Por si só, essa afirmação desqualifica o estudo imenso que é o EIA da EF-170. A invisibilidade imposta às comunidades tradicionais na Área de Estudo deixa patente o desrespeito aos povos da Amazônia. O texto expõe um “esforço” na identificação de uma comunidade tradicional, a Comunidade Aruri, de pescadores, no município de Trairão, no Pará, considerada não “oficial”, pois “não foi localizado processo formal de reconhecimento da condição de comunidade tradicional ou de elaboração de Protocolo de Consulta (conforme a OIT 169) aplicável a processos de licenciamento ambiental”.

No entanto, para os moradores essa comunidade é típica de pescadores artesanais, na zona rural e confirmada pela liderança da comunidade. O EIA desconsidera essa identidade. Reproduzo abaixo parte desse trecho deplorável dos estudos ambientais, que por si só invalidaria todo o resto.

“De acordo com a liderança comunitária entrevistada, representante da Associação de Moradores, a comunidade Aruri surgiu em função das atividades de garimpo, aproximadamente na década de 1980, no contexto de ocupação do município de Trairão. Está localizada a uma distância estimada de 345 metros do traçado previsto para o empreendimento, às margens da rodovia BR-163 e do rio Aruri, como ilustra a Figura 868 e a Figura 869. Possui aproximadamente 40 (quarenta) famílias, cujo abastecimento de água é feito por poço ou cacimba. A destinação do esgotamento sanitário é fossa, vala ou o próprio rio, e o lixo ali produzido é queimado ou enterrado, prática comum em localidades rurais, especialmente pela inexistência de serviço regular de coleta de resíduos sólidos.
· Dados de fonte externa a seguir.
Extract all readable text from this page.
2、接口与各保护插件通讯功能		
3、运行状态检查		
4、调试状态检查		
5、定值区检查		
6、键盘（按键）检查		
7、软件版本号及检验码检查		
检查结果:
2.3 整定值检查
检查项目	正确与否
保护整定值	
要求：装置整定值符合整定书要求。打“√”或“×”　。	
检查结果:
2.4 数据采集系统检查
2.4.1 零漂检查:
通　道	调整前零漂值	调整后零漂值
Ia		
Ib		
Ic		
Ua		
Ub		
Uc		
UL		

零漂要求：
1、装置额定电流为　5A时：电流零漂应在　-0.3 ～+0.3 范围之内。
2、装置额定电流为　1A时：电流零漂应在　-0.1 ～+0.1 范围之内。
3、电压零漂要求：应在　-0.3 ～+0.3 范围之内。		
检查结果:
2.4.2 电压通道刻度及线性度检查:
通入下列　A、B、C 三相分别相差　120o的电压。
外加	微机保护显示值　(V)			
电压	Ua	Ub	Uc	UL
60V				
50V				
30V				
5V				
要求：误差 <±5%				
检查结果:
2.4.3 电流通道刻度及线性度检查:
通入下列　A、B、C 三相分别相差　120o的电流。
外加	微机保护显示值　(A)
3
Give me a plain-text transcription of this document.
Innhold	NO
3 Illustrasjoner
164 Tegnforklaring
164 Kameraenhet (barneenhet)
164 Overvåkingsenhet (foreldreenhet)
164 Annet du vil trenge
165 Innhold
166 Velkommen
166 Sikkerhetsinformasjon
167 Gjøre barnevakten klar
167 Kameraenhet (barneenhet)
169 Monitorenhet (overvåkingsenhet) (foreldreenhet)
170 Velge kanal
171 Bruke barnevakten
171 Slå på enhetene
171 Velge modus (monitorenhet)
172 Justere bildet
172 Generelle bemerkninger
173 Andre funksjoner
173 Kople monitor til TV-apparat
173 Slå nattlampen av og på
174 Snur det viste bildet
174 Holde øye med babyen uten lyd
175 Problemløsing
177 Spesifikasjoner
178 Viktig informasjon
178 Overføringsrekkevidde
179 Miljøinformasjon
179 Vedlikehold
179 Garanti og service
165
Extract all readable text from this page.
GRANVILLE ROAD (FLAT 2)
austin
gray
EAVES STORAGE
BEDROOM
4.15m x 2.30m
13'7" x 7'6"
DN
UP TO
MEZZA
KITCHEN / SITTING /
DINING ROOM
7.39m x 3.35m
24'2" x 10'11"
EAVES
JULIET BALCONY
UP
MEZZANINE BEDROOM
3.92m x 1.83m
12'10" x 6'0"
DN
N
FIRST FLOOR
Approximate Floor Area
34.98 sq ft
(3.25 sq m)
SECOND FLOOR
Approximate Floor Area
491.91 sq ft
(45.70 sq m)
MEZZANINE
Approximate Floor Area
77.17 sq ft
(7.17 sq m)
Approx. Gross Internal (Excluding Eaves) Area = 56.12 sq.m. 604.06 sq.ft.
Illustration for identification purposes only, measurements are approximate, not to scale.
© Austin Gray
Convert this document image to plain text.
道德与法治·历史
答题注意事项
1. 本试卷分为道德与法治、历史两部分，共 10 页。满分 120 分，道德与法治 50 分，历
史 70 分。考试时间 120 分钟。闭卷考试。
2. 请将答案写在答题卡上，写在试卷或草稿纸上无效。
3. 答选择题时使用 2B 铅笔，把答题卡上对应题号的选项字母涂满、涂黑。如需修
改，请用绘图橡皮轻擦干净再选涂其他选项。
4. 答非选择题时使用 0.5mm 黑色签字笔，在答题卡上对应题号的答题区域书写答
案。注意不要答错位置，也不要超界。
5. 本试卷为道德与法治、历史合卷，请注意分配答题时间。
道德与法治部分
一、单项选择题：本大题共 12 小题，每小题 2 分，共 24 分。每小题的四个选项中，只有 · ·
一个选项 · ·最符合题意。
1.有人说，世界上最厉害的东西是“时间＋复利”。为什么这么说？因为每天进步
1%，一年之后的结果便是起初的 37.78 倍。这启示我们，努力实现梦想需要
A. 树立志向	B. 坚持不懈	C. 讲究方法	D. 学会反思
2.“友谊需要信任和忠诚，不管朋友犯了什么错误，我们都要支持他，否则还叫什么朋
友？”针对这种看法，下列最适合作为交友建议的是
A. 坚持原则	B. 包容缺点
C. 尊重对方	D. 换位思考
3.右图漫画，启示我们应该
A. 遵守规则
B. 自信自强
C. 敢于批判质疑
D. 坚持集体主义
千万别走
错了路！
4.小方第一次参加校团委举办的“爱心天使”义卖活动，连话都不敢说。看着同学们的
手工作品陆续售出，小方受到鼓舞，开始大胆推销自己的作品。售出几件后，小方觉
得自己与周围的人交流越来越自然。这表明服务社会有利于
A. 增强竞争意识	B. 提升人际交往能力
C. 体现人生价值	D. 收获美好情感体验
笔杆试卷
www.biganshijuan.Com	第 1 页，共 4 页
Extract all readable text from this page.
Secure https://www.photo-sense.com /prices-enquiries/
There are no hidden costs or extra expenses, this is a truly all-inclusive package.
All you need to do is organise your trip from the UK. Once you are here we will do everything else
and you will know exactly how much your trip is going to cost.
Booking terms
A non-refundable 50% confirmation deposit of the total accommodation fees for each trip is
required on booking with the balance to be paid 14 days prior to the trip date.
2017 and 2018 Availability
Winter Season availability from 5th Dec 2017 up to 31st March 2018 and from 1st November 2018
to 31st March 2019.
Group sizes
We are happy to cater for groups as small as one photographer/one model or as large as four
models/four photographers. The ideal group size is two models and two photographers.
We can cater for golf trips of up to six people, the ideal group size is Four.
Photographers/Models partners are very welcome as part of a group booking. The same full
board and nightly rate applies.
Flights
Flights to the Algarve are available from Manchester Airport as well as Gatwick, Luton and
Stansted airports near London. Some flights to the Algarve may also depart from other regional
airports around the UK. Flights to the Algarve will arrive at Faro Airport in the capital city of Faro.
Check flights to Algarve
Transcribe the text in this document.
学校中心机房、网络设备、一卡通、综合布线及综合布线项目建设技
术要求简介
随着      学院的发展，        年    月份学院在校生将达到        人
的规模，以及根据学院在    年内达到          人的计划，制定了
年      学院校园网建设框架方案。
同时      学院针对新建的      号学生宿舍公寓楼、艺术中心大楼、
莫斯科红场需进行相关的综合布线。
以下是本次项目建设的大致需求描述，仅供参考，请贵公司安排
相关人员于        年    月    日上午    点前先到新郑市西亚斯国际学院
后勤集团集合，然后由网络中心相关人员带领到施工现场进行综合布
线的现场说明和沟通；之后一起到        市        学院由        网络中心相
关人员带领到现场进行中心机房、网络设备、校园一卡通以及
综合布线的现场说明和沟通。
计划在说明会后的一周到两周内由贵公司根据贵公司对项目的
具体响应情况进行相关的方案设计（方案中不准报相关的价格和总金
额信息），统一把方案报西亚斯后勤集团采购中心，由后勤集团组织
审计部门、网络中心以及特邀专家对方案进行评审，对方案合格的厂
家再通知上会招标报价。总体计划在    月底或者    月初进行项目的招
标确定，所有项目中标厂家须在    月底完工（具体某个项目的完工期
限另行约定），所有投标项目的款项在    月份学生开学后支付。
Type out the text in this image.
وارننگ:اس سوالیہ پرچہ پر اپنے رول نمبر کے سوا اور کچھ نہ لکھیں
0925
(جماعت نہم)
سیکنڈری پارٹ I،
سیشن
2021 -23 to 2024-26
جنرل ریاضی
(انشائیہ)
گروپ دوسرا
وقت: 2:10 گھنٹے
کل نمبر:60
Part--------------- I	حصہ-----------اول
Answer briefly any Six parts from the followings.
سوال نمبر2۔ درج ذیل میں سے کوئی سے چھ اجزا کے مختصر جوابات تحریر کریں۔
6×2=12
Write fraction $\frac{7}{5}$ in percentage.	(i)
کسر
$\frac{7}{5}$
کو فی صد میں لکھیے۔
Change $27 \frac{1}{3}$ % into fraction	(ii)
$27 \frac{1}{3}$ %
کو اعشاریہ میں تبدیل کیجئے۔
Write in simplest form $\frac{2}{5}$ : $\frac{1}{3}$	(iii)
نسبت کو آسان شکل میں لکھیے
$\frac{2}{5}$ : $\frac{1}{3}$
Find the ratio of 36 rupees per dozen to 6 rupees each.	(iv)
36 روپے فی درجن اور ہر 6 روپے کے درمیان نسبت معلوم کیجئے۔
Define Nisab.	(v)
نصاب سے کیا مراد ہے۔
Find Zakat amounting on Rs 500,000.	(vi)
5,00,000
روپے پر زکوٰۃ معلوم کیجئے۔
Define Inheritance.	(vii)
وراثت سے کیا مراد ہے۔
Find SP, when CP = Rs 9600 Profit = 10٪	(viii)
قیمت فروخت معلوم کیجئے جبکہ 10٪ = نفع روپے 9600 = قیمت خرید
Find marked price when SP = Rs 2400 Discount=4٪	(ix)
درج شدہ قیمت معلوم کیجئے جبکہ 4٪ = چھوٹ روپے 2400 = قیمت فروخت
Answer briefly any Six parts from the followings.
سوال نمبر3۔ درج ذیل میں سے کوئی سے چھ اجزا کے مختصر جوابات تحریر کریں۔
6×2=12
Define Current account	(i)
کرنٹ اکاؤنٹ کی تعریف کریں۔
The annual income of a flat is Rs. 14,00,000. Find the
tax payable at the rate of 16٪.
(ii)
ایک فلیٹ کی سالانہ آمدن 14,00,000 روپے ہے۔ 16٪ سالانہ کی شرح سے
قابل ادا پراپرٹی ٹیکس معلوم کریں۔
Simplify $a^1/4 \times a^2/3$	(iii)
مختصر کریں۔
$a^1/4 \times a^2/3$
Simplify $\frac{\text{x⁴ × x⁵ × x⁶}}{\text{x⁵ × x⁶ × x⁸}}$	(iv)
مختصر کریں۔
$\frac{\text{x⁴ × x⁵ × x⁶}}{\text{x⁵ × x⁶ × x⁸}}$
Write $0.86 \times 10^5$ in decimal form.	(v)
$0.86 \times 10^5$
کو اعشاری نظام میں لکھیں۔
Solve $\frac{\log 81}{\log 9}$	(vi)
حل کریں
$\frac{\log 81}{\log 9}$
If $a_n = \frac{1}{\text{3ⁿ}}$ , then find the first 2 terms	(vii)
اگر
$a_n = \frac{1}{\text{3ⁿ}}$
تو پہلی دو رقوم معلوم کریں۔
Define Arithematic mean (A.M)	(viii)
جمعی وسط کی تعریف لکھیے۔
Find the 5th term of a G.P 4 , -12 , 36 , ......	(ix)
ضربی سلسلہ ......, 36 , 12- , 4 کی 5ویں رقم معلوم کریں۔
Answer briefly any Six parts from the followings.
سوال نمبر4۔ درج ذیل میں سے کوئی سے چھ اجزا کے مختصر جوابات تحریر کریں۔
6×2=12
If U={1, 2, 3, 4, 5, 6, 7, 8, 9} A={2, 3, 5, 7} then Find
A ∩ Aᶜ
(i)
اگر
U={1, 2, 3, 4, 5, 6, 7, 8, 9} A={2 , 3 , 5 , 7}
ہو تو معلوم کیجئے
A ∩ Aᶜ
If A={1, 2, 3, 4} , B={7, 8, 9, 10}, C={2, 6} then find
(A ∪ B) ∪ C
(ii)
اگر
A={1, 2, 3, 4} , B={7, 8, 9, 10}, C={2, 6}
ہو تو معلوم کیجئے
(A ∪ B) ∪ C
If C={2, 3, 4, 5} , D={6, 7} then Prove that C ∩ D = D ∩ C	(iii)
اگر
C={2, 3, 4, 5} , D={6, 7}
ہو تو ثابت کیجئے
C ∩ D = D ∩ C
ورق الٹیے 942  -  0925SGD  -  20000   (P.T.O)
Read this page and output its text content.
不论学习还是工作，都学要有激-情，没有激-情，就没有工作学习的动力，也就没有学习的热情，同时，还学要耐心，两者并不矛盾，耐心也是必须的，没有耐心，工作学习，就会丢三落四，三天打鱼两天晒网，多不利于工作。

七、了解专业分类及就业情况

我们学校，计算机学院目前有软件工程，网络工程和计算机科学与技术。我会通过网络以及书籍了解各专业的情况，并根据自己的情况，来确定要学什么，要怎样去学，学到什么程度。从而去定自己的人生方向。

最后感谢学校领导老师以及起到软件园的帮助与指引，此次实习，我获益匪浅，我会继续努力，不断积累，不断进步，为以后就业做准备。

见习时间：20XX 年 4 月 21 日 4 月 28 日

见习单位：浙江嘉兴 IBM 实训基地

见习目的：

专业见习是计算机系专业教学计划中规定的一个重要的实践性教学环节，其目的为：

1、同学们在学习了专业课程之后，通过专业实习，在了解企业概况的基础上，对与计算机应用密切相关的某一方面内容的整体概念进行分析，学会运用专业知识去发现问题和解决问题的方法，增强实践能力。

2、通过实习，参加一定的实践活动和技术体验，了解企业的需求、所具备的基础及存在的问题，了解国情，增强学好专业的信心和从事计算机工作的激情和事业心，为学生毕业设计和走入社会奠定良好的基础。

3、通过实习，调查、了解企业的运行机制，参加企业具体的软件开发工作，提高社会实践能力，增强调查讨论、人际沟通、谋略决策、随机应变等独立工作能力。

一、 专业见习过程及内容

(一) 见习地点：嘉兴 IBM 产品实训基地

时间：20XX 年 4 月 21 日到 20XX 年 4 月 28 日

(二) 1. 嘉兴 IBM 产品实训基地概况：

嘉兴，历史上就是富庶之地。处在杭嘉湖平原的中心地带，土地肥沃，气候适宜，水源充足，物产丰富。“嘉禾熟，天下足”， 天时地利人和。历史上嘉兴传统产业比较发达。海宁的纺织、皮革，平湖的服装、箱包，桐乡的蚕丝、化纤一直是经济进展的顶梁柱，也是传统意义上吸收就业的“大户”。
A Figura 870 retrata o padrão residencial das casas instaladas às margens da rodovia BR-163, enquanto a Figura 871 traz ponto de venda de pescado e restaurante”.

“(...) a extração de cassiterita muito intensa na região”.

“Os moradores praticam a pesca nos rios Jamanxim e Aruri, nos locais permitidos pela legislação do Parque Nacional do Jamanxim”.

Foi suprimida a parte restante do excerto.